Owen has mixed feelings about the announcement of more security staff.
“It’s what should have happened 10 years ago,” she said. “They knew what was needed when I got attacked, and it took them this long to act.” Owen says preventing the violence in the first place would take a systemic shift.
“We have to ask ourselves, why are people violent in the first place?” Owen said. “If there was more compassionate care, maybe they wouldn’t lash out.”

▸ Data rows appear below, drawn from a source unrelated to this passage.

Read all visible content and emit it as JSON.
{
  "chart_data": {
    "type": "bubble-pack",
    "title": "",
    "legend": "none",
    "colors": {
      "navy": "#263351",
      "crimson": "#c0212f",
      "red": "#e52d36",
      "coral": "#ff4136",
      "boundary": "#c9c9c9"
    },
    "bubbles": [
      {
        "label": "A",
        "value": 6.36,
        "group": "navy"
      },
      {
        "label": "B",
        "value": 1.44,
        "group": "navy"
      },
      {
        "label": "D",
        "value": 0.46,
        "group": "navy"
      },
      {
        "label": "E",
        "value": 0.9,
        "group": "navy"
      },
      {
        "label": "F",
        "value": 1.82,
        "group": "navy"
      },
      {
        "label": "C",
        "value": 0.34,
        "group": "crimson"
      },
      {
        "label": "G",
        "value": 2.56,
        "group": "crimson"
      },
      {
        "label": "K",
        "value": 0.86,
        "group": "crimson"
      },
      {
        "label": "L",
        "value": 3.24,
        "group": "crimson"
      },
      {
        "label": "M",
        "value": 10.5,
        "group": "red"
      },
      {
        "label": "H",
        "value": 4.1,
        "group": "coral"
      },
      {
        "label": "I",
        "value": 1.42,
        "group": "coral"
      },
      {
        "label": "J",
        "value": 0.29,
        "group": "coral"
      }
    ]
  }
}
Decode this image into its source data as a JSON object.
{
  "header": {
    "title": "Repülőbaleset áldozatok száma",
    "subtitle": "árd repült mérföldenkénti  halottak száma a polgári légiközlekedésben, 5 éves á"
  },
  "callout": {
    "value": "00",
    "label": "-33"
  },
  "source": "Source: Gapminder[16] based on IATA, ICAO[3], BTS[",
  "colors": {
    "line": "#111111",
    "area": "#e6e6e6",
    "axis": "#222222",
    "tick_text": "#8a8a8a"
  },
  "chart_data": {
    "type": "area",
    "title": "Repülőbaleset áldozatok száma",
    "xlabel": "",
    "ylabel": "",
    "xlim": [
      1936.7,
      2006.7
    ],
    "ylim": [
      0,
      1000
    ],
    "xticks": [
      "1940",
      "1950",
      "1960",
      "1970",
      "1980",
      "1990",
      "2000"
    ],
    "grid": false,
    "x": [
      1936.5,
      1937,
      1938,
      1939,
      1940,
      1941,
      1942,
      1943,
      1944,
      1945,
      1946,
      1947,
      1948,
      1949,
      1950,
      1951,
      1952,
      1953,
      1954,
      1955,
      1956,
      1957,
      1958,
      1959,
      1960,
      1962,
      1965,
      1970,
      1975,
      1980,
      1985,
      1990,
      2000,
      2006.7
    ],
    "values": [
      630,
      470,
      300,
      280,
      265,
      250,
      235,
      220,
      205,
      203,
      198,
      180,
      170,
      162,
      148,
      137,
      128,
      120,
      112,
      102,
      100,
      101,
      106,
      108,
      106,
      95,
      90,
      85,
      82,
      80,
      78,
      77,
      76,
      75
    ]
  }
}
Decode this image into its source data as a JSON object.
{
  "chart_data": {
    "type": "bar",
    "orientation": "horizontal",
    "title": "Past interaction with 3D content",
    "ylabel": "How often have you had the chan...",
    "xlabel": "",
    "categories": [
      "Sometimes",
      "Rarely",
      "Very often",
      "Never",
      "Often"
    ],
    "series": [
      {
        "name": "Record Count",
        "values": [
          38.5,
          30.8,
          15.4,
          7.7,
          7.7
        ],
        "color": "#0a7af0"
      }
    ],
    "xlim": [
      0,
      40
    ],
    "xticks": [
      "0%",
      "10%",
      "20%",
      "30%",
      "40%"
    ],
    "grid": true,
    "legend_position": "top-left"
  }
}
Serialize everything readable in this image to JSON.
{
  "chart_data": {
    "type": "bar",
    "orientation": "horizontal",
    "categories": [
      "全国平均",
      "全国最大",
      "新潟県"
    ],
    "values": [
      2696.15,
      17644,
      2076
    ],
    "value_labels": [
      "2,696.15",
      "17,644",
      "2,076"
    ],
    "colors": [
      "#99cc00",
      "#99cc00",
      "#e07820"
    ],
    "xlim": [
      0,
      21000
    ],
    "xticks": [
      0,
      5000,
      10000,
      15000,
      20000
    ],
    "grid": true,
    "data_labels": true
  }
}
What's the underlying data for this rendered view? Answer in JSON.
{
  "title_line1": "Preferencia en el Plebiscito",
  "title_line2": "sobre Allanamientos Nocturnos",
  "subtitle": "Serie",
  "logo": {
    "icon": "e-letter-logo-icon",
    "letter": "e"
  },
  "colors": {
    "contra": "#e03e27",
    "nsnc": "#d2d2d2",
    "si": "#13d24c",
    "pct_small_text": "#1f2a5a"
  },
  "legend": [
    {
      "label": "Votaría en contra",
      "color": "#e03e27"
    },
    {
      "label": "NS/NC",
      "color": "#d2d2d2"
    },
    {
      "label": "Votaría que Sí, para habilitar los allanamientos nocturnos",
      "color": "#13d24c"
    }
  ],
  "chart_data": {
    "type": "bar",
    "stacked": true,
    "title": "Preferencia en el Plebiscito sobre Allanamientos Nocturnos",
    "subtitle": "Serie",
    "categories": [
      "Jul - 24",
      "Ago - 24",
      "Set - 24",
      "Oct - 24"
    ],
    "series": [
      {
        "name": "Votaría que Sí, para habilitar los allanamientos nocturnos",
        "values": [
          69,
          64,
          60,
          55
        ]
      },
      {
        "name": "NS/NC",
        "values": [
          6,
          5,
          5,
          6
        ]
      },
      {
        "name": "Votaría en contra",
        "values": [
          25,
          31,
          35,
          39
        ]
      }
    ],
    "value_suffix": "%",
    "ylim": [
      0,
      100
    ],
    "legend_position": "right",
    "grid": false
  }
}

In 2015, Owen quit her job and moved to Victoria, a fresh start. She had been in fight mode so long, she only realized how truly, deeply burnt out she was when she was away from it all. Taking in new information and listening to music was difficult and still is. She often felt her mind go completely blank, overwhelmed by a conversation or a new task. At times, she struggled with suicidal thoughts.
“It took me a year to begin to feel even a little OK,” said Owen. Once a high-level soccer and ultimate frisbee player, Owen had to stop sports due to her injuries. She still has chronic neck and shoulder pain. And when she began training her dog Indi out of her behavioural issues, Owen realized she had to regulate herself if she was going to help the pup.
That realization spawned what has been a healing second career, training hundreds of dogs with behavioural issues and supporting their owners. “Most people work with the dogs, but I work with the people,” said Owen.
Owen credits the attack with leading her to a better path. Her fears for other health-care workers, however, still haunt her. Leaving was her only option, but she knows many others don’t have that opportunity.
“All people ever hear about is the incident, not the full impact of how it absolutely changes your life,” said Owen. “But if this happens to you, nobody else really cares. All they care about is that I’m gone. And don’t ever think it’s not going to happen to you.”